Balancing Employee Compensation Options
To balance your profit with the needs of your employees, compensation options that combine raises with bonuses usually make sense. Your small business could provide a nominal across-the-board raise for all workers based on a single-digit percentage of their current pay but then give additional incentive bonuses to workers who meet objective performance metrics.
This balancing act works to keep employee morale high, while also ensuring that top-notch employees get the recognition and special compensation they deserve. While raises typically keep hourly pay standards at or above typical compensation for your industry, you can always negotiate bonuses as part of larger expected packages or as a type of “thank you” for reaching milestones or incurring a milestone number of years with your company.
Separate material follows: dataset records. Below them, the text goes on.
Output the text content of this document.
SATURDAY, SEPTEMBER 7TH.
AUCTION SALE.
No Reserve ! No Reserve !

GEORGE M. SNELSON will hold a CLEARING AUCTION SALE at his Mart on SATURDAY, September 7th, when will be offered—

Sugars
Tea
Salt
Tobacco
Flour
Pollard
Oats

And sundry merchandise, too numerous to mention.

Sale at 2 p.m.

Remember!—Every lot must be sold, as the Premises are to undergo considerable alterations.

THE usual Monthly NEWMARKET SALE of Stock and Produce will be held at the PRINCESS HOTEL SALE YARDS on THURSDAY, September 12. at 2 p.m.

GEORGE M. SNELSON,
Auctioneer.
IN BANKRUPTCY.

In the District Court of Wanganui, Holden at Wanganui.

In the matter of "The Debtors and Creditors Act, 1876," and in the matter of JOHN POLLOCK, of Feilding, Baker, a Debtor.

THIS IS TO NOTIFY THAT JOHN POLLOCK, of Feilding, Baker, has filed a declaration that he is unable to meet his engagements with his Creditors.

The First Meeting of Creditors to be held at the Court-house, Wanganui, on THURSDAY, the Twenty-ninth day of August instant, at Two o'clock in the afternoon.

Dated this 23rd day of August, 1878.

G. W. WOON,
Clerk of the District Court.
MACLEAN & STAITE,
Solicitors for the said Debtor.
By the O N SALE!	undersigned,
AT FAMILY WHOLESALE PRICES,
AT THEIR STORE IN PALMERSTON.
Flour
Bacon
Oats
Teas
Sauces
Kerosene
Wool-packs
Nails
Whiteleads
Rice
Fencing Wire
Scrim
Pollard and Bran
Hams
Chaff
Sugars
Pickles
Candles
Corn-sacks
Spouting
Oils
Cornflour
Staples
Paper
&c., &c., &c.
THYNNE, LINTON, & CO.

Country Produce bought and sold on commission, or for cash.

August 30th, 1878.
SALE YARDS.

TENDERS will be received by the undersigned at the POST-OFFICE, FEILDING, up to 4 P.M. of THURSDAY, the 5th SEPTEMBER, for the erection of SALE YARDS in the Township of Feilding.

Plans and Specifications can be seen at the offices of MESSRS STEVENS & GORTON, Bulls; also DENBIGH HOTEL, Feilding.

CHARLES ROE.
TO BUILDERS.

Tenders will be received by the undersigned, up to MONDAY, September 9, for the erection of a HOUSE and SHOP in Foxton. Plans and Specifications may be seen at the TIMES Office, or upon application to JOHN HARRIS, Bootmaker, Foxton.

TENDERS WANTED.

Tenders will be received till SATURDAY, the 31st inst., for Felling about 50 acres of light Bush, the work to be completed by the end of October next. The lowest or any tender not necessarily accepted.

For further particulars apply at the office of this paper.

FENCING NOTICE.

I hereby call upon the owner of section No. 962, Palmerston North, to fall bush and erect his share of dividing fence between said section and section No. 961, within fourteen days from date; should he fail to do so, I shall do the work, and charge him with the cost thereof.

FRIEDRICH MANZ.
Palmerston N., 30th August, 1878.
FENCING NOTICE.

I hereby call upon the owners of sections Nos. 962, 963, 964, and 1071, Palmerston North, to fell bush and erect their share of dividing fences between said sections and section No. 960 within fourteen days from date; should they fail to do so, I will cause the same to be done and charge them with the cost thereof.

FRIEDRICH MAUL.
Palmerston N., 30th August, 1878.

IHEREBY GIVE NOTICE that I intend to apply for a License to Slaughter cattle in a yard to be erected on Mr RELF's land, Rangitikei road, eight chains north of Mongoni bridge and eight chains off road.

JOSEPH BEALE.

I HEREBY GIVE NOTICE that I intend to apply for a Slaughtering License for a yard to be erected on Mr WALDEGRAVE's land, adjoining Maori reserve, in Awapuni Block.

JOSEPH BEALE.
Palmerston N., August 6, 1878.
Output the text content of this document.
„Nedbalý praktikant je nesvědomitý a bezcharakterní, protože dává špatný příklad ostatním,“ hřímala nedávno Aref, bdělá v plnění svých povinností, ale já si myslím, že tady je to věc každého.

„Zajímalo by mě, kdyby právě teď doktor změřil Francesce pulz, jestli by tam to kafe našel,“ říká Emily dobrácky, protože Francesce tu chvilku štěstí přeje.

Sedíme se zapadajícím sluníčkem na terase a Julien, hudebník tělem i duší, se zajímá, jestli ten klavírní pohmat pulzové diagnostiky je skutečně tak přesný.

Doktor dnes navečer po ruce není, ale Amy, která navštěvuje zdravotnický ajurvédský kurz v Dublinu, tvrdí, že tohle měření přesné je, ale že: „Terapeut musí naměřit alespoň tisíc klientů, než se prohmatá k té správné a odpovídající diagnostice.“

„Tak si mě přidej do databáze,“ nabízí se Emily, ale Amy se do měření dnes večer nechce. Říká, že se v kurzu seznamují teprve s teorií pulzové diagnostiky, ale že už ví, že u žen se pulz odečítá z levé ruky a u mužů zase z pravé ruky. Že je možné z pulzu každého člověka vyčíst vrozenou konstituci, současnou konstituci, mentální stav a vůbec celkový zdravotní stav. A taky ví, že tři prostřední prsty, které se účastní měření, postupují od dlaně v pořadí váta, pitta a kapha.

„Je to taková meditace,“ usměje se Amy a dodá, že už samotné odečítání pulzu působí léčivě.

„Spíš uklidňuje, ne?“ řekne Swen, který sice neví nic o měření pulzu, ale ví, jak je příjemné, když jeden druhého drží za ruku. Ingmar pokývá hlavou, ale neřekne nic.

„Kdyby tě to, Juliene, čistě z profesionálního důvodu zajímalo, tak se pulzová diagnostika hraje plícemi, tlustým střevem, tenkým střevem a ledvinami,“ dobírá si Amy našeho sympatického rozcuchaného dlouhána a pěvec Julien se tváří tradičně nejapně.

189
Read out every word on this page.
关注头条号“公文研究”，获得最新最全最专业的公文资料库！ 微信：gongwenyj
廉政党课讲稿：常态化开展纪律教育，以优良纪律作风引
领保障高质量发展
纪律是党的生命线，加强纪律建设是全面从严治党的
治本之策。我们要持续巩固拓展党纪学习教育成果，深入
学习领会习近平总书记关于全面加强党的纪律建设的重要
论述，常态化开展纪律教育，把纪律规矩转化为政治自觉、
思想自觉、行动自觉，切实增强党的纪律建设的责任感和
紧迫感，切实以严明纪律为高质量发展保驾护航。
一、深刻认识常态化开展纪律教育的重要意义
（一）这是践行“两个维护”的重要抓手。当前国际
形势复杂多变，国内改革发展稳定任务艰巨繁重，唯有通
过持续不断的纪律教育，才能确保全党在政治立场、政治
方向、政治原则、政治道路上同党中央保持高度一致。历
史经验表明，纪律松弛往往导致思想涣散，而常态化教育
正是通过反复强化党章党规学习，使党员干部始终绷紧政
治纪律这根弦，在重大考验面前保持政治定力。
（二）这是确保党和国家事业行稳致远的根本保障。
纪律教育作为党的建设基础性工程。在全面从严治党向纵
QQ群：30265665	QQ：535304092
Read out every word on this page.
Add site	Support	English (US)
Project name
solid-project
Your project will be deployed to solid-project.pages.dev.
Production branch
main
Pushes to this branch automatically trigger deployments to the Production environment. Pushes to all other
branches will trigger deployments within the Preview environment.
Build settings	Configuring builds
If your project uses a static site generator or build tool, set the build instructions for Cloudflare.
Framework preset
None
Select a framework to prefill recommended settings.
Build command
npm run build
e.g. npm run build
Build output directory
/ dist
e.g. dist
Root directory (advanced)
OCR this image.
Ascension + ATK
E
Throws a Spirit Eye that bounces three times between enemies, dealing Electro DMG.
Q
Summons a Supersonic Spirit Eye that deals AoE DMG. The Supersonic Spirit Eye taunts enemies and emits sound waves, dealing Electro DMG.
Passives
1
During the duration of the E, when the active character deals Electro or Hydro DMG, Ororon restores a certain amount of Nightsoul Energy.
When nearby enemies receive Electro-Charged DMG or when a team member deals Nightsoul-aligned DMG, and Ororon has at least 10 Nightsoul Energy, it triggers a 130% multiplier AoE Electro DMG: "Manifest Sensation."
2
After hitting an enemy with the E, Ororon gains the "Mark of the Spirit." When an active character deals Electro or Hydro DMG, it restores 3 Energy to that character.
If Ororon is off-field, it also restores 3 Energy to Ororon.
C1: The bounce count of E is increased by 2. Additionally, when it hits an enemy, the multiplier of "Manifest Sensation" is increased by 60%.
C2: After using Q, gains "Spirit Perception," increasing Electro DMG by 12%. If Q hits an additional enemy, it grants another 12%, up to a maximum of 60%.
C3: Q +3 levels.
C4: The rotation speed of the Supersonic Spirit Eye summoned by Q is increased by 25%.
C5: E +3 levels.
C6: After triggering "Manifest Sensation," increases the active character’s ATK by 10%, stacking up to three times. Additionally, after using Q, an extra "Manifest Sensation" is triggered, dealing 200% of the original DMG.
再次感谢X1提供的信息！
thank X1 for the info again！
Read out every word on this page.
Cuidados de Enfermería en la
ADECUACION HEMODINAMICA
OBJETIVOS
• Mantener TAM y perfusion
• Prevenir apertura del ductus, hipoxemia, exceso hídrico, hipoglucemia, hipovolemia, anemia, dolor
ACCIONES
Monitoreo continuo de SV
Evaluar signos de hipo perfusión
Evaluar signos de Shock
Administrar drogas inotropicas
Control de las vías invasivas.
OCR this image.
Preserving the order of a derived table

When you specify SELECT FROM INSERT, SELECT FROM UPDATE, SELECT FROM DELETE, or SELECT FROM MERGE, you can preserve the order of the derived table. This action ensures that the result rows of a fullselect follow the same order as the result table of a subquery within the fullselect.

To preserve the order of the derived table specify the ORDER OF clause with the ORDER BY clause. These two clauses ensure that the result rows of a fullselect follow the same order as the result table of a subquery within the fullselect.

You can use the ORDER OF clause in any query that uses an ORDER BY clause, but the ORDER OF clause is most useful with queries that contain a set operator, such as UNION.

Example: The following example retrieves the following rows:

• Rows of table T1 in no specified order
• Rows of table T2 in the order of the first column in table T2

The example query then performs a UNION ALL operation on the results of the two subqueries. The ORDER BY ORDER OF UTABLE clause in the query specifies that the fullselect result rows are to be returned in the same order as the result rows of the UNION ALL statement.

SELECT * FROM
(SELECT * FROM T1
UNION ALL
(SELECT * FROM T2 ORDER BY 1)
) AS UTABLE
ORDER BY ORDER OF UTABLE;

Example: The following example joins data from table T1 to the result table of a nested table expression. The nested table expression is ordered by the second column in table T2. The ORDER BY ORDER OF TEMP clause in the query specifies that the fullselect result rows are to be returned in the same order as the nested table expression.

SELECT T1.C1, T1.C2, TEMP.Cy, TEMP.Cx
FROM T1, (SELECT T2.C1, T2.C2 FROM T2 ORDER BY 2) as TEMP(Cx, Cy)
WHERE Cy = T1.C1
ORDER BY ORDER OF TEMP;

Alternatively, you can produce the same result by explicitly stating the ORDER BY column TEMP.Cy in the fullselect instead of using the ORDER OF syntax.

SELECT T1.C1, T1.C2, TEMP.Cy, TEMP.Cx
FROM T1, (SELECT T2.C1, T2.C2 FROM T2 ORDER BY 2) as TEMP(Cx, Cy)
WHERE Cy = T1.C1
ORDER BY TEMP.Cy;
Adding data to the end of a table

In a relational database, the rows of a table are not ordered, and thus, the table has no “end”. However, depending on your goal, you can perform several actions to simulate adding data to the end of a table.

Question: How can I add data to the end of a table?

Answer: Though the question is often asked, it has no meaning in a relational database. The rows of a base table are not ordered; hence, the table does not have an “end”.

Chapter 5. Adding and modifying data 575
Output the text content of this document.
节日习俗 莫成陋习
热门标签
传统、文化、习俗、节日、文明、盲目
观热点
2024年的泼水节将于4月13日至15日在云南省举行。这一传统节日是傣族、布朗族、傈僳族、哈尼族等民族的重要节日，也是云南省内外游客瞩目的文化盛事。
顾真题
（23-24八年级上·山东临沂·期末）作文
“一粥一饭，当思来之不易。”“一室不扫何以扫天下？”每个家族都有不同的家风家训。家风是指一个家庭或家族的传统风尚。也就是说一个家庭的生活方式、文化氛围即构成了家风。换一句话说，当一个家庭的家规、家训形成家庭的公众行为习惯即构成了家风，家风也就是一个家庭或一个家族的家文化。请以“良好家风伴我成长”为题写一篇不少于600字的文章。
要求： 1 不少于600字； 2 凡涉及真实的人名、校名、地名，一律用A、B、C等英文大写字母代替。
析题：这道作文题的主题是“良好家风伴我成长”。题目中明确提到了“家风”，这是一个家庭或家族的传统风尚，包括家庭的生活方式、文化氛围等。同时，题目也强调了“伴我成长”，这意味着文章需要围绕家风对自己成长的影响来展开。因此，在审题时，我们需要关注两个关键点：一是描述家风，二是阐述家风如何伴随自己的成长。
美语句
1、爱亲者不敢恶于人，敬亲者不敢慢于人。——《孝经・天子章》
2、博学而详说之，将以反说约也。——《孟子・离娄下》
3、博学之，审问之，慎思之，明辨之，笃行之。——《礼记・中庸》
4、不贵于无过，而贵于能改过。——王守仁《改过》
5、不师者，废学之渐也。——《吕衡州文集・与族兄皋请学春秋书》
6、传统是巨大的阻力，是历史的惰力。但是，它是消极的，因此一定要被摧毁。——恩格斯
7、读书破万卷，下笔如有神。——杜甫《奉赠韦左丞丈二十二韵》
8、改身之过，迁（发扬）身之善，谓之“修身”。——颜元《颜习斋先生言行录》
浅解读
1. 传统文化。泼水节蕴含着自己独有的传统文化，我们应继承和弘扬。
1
Additional Compensation Options to Consider
While raises and bonuses are the main compensation for most workers, you can also use unique methods to achieve the same goal of keeping employee morale high. Some alternate compensation options to consider are profit-sharing plans, stock options, extra contributions to worker retirement accounts, and extra vacation days or holidays. If you have employees that always go above and beyond, provide spot recognition, such as tickets to local events, gift cards, and movie passes.
Your small business depends on your workers to move forward, so it makes sense to keep those employees happy and comfortable. Regular raises and bonuses ensure morale stays high, excellence gets rewarded, and workers stay put for the long haul.